Case ID: wash_72/html/0451-01.html
Source: Caselaw Access Project
Author: {"author": "Fullerton, J.", "license": "Public Domain", "url": "https://static.case.law/"}
Date Created: 2024-08-24T03:29:51.129683

[No. 10743.
    Department Two.
    March 15, 1913.]
    Oma Gates, Appellant, v. Frank Shaffer, Respondent.
      
    
    Limitation of Actions — Seduction — Accrual — Disabilities— Minority. Since, under Rem. & Bal. Code, § 186, only females over twenty-one years of age may maintain an action for their own seduction, the right of action for seduction while a minor accrues to her when she becomes twenty-one years of age; and not at the age of majority, eighteen years, under § 8743; and the action must be commenced within three years after becoming twenty-one, under § 159, requiring an action for seduction to be begun within three years after the cause accrues, and § 169, providing that, if the person entitled to bring an action be under twenty-one when the cause accrues, the time of the disability shall not he a part of the time limited.
    Appeal from a judgment of the superior court for Chehalis county, Sheeks, J., entered April 15, 1912, dismissing an action for seduction, upon sustaining a demurrer to the complaint.
    Reversed.
    
      Dan Pearsall and A. Emerson Cross, for appellant.
    
      James P. H. Callahan, for respondent.
    
      
       Reported in 130 Pac. 896.
    
   Fullerton, J.

The appellant instituted this action against the respondent to recover damages for her own seduction. A demurrer to her complaint was interposed and sustained, and upon her election to stand on the complaint, judgment of dismissal was entered against her. From this judgment, she appeals.
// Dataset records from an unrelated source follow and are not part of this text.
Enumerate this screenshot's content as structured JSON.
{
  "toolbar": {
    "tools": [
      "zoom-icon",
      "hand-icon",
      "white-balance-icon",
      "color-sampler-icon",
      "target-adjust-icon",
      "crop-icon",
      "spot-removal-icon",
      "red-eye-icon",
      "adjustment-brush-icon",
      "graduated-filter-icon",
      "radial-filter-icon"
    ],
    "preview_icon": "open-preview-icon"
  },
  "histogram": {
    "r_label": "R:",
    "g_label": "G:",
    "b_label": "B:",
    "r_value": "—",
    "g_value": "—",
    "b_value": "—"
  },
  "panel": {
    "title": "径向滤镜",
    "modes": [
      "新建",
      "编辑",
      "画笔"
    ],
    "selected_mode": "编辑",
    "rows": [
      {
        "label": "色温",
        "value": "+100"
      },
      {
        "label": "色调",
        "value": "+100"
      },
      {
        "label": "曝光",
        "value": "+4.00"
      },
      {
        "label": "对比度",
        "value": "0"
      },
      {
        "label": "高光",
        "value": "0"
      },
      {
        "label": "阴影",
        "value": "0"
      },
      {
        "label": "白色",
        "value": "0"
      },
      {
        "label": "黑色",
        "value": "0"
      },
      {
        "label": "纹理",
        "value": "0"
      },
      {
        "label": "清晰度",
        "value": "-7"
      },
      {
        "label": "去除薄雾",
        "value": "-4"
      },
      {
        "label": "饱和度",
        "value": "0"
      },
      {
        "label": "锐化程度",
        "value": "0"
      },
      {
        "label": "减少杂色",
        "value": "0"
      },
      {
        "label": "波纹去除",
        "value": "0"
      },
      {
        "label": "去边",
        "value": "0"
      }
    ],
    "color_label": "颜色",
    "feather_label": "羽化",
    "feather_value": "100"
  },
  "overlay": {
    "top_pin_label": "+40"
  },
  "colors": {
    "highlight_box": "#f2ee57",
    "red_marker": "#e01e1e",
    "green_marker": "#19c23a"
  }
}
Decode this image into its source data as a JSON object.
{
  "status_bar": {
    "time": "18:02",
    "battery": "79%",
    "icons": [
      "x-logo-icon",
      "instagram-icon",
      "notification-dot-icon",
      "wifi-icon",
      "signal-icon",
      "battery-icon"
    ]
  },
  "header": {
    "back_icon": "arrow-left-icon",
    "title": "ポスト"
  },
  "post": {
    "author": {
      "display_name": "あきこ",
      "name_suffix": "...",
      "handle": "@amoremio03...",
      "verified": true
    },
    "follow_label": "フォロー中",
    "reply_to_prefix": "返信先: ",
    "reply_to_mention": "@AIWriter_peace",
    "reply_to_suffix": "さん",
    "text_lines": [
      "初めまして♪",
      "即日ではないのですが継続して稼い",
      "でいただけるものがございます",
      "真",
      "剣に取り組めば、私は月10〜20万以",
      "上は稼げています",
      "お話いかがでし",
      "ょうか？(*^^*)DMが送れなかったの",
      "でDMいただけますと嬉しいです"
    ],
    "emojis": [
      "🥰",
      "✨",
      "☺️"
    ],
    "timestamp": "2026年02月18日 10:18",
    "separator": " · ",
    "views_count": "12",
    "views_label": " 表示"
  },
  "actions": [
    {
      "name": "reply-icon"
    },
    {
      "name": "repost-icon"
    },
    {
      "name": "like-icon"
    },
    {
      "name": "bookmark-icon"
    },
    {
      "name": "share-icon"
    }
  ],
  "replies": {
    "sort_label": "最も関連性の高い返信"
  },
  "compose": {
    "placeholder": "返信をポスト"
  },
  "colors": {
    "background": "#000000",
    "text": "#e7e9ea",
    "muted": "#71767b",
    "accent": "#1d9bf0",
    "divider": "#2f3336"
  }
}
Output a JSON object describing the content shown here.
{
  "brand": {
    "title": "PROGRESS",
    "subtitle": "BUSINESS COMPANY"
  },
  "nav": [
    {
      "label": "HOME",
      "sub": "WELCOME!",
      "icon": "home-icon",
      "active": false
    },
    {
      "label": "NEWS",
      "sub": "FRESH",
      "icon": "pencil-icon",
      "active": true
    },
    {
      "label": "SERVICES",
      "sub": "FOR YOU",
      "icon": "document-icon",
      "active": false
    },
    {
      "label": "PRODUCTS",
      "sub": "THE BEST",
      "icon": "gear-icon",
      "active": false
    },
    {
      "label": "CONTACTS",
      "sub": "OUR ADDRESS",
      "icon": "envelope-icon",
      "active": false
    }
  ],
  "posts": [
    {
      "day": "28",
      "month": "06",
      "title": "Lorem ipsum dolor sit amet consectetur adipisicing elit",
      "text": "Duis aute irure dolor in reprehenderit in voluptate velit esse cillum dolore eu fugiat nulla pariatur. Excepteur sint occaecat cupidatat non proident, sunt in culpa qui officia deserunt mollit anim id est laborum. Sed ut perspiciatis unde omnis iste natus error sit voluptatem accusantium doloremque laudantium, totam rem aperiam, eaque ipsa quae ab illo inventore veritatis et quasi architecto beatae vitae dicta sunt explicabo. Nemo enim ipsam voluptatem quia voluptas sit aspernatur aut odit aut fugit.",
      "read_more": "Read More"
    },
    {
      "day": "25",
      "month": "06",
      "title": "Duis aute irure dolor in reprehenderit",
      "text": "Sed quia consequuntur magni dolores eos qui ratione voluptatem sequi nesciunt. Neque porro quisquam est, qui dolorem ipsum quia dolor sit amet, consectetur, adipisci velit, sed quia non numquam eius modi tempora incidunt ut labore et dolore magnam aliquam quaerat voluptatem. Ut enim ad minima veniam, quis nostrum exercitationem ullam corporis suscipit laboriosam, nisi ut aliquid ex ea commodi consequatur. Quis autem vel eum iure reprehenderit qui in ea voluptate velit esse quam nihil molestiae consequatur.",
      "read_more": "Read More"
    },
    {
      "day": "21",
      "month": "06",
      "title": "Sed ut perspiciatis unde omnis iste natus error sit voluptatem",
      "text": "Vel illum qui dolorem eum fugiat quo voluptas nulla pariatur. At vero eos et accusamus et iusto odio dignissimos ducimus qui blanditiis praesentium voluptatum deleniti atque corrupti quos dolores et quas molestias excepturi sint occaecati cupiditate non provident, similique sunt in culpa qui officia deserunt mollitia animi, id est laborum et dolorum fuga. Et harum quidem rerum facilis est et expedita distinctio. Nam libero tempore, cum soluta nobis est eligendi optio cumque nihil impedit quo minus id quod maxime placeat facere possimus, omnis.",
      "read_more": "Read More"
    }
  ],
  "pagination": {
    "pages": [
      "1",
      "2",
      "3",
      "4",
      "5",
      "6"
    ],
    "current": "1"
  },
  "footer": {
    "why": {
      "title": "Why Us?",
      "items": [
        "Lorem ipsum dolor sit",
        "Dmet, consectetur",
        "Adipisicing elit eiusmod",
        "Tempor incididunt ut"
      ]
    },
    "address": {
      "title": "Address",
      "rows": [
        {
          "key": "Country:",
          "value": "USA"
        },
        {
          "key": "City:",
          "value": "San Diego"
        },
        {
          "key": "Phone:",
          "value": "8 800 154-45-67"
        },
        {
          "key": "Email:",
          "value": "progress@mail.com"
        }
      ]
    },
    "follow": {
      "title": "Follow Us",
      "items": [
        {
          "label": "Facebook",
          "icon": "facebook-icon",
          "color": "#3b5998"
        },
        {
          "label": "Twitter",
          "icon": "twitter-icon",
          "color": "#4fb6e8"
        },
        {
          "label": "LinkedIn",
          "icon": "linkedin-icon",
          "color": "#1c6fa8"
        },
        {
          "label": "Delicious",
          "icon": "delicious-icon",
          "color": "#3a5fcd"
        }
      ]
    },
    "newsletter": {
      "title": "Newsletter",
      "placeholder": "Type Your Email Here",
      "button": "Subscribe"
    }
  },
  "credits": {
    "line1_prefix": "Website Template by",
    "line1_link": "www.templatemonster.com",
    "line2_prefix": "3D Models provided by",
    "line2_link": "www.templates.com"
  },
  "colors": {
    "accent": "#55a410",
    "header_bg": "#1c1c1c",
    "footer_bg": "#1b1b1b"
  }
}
The trial court sustained the demurrer to the complaint on the ground that the action had not been commenced within the time limited by law. It appears from the complaint that the acts of seduction took place in February, 1908; that the appellant reached the age of twenty-one years on March SO, 1911, and that the action was begun by the filing of a complaint on February 1, 1912. The court ruled that the action to be within the statute should have been commenced within three years after March SO, 1908, the time when the appellant, according to the dates given in her complaint, arrived at the age of eighteen years.

The chapter of the code prescribing the period of limitations of action provides that an action for sedúction shall be begun within three years after the cause of action accrues. Rem. & Bal. Code, § 159. It also provides that if a person entitled to bring an action mentioned in that chapter shall “be at the time the cause of action accrued, either under the age of twenty-one years, or” under certain other disabilities mentioned, “the time of such disabilities shall not be a part of the time limited for the commencement of the action.” Id., § 169. With reference to the persons who may maintain an action for seduction, the code, after providing that such an action may be maintained by a father, or in case of his death or desertion of his family, by the mother for the seduction of a daughter, and by a guardian for the seduction of his ward, further provides:

“Sec. 186. An unmarried female over twenty-one years of age may maintain an action as plaintiff for her own seduction, and recover therein such damages as may be assessed in her favor; but the prosecution of an action to judgment by the father, mother, or guardian, as prescribed in the preceding section, shall be a bar to an action by such unmarried female.”

The code also provides, Id., § 8743.

“Males shall be deemed and taken to be of full age for all purposes at the age of twenty-one years and upwards; females shall be deemed and taken to be of full age at the age of eighteen years and upwards.”

It was the opinion of the trial court that the words “twenty-one years” where they occurred in §§ 169 and 186 from which we have quoted should not be construed literally, but rather as meaning “age of maj ority;” and since a female in this state reaches the age of majority at the end of her eighteenth year, the statute of limitations relating to an action for seduction runs from that period, and not from the end of her twenty-first year as the statute seems to imply.

But we are not able to give the statute this construction. Did the section of the statute relating to personal disabilities stand alone, there would be reason for the holding of the trial judge, since that particular section is general and applies to males as well as females, and to a variety of actions other than actions for seduction. But this is not true of the section last cited. That section applies only to females and only to the action for seduction. It contains the grant of authority to bring such an action. Since at common law a woman who had been seduced' could not maintain an action in damages against her seducer, except perhaps where the relation of guardian and ward existed between the seducer and the seduced, the right to maintain the action in cases like the one before us exists only in virtue of the statute. Being a question of statute solely, the legislature could annex such limitations to the right as it pleased, and since it has provided that such an action can be maintained only by an unmarried female over the age of twenty-one years, we do not think the courts should prescribe a different limitation.

The judgment appealed from is reversed, and the cáuse remanded with instructions to overrule the demurrer, and proceed to a hearing of the cause upon the merits.

Crow, C. J., Main, Morris, and Ellis, JJ., concur.